Medien Bertelsmann UmsatzDer Gütersloher Medien-Riese Bertelsmann ist im Medienkrisenjahr 2009 glimpflich davongekommen. Dank umfangreicher Sparmaßnahmen schrumpfte der Umsatz gegenüber dem Vorjahr nur um 5,4% auf 15,4 Mrd Euro. Der operative Gewinn sank zwar um knapp 10% auf 1,4 Mrd Euro. Unterm Strich steht ein Konzerngewinn von 35 Mio Euro – im Vorjahr waren es noch 270 Mio Euro.

Für 2010 erwartet das Unternehmen Umsatz und operatives Ergebnis auf dem Niveau des Vorjahres. Größere Akquisitionen seien nicht geplant. Sollte der angeschlagene britische Musikkonzern EMI allerdings zum Verkauf stehen, würde man sich diesen ansehen.
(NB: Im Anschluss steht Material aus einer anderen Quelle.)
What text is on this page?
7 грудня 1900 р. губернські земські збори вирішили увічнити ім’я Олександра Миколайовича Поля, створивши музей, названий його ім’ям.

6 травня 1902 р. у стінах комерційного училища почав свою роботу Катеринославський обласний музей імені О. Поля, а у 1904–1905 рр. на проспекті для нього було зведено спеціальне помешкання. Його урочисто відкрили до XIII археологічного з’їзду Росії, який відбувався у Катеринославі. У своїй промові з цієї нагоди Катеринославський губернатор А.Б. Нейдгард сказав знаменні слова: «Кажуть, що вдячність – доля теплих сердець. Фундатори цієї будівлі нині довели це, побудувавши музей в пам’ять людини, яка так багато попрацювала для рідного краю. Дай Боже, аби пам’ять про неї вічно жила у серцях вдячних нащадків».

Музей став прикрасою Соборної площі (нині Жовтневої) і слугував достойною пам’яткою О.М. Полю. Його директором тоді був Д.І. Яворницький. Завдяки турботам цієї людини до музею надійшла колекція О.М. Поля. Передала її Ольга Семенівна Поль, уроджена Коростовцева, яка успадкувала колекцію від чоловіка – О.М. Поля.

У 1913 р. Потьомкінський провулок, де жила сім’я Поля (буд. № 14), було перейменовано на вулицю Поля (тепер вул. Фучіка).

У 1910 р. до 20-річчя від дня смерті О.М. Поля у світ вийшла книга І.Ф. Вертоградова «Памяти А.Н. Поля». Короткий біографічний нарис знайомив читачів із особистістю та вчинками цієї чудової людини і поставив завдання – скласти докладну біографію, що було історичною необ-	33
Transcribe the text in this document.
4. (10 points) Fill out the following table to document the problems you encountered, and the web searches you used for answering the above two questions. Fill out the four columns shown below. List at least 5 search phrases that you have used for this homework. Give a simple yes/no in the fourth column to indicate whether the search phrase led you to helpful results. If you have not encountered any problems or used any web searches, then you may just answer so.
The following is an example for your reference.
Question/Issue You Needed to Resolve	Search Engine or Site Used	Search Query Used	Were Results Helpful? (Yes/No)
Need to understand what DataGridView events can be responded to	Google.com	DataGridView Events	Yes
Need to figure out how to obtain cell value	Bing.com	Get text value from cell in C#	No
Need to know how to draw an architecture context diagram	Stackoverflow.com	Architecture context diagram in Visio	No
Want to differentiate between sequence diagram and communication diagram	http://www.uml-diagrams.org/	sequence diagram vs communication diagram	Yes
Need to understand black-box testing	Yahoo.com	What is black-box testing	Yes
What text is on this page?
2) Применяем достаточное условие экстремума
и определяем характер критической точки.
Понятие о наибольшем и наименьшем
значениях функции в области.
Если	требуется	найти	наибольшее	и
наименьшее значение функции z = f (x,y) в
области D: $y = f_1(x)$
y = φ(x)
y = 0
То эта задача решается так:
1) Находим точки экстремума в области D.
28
Bertelsmann-Vorstandsvorsitzender Hartmut Ostrowski hatte in der Werbekrise den Rotstift angesetzt und im abgelaufenen Jahr nahezu eine Milliarde Euro eingespart. Mit dem Sparkurs konnte Bertelsmann dem Umsatzrückgang 2009 entgegensteuern. Und so entspricht das Sparvolumen auch nahezu dem Umsatzschwund. Die Gesamtschulden von Bertelsmann gingen den Angaben zufolge von 6,6 Milliarden auf 6,0 Milliarden Euro zurück.

Ende 2009 hatte Europas größter Medienkonzern noch knapp 103 000 Beschäftigte. Zum Konzern gehören unter anderem die Senderkette RTL, Europas größter Zeitschriftenverlag Gruner + Jahr («Gala», «Brigitte», «Stern», «GEO»), Buchclubs und Verlage.